The plaintiffs’ employer was an IT company that handled protected health information. Both plaintiffs were very experienced in the IT field. The plaintiffs were fired, along with others, following discovery of an exploit in software that their employer had designed and developed. Both plaintiffs filed a complaint against their former employer claiming age discrimination.

As part of the Rule 26 conferral process, the parties agreed that the defendant might request data from the plaintiffs’ mobile phones. The parties also agreed they had taken reasonable measures to preserve discoverable data from alteration or destruction. The defendant served requests for production seeking plaintiffs’ communications with current or former employees of the defendant relevant to the plaintiffs’ claims. The plaintiffs’ responses were incomplete and the defendant filed a motion to compel that resulted in some additional text messages being produced. After production, one of the defendants installed an app on his phone that permitted him to send and receive encrypted messages accessible only to the sender and receiver. The app could be configured to automatically delete the messages after a short period of time. The other defendant already used the app. The defendants used the app to communicate with each other and with another former employee. The plaintiffs never disclosed additional text messages. The defendant was unaware that the plaintiffs used the app until one of the plaintiffs disclosed the use of the app during his deposition near the end of the discovery period.

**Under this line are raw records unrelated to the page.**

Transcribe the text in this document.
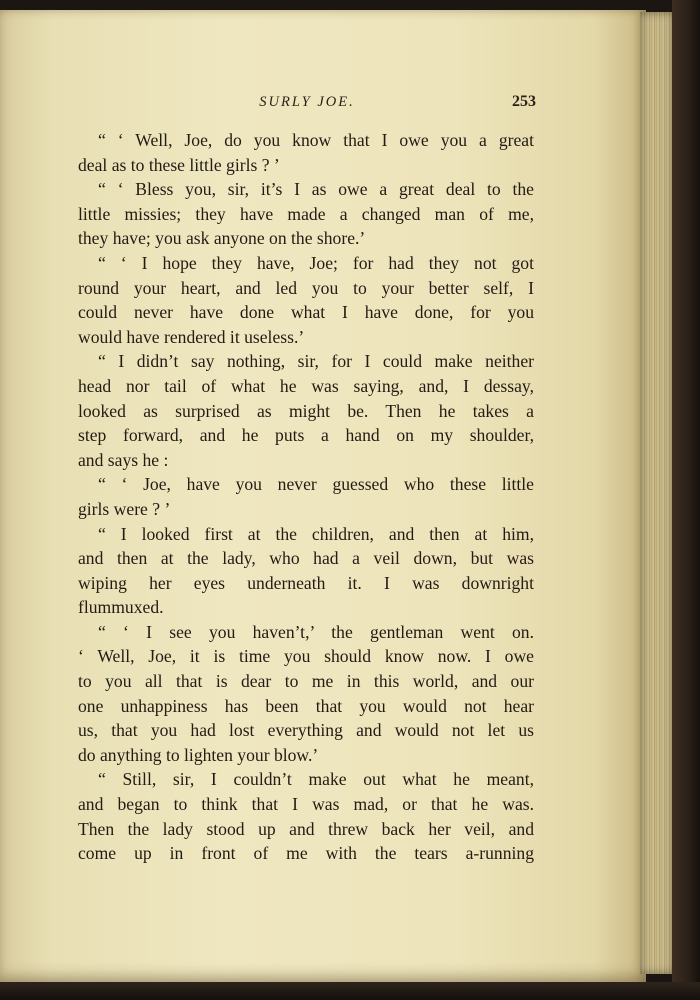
SURLY JOE.	253
“ ‘ Well, Joe, do you know that I owe you a great
deal as to these little girls ? ’
“ ‘ Bless you, sir, it’s I as owe a great deal to the
little missies; they have made a changed man of me,
they have; you ask anyone on the shore.’
“ ‘ I hope they have, Joe; for had they not got
round your heart, and led you to your better self, I
could never have done what I have done, for you
would have rendered it useless.’
“ I didn’t say nothing, sir, for I could make neither
head nor tail of what he was saying, and, I dessay,
looked as surprised as might be. Then he takes a
step forward, and he puts a hand on my shoulder,
and says he :
“ ‘ Joe, have you never guessed who these little
girls were ? ’
“ I looked first at the children, and then at him,
and then at the lady, who had a veil down, but was
wiping her eyes underneath it. I was downright
flummuxed.
“ ‘ I see you haven’t,’ the gentleman went on.
‘ Well, Joe, it is time you should know now. I owe
to you all that is dear to me in this world, and our
one unhappiness has been that you would not hear
us, that you had lost everything and would not let us
do anything to lighten your blow.’
“ Still, sir, I couldn’t make out what he meant,
and began to think that I was mad, or that he was.
Then the lady stood up and threw back her veil, and
come up in front of me with the tears a-running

The defendant filed a motion to dismiss or for an adverse inference instruction for intentional and bad-faith spoliation of evidence. Based on the plaintiffs’ familiarity with information technology, their reluctance to produce responsive communications, one plaintiff’s initial misleading response that he had no responsive communications, their knowledge that they must retain and produce discoverable evidence, and their manual configuration of the app to delete text communications, the court believed that their decision to withhold and destroy the likely responsive communications was intentional and done in bad faith. However, because the court contemporaneously granted the defendant’s separate motion for summary judgment, no sanction was imposed.

Comment 8 to Model Rule of Professional Conduct 1.1 states:

To maintain the requisite knowledge and skill, a lawyer should keep abreast of changes in the law and its practice, including the benefits and risks associated with relevant technology, engage in continuing study and education and comply with all continuing legal education requirements to which the lawyer is subject.

As technology changes, lawyers must educate themselves about the changes. The risk of not keeping abreast of changes is overlooking data in discovery that could help your client, or not being aware of client data that could harm the client’s case but still must be disclosed. While the data or text messages may be ephemeral, the risks of not complying with MRPC 1.1 are not.

Andrew M. Toft is an attorney in Denver, CO.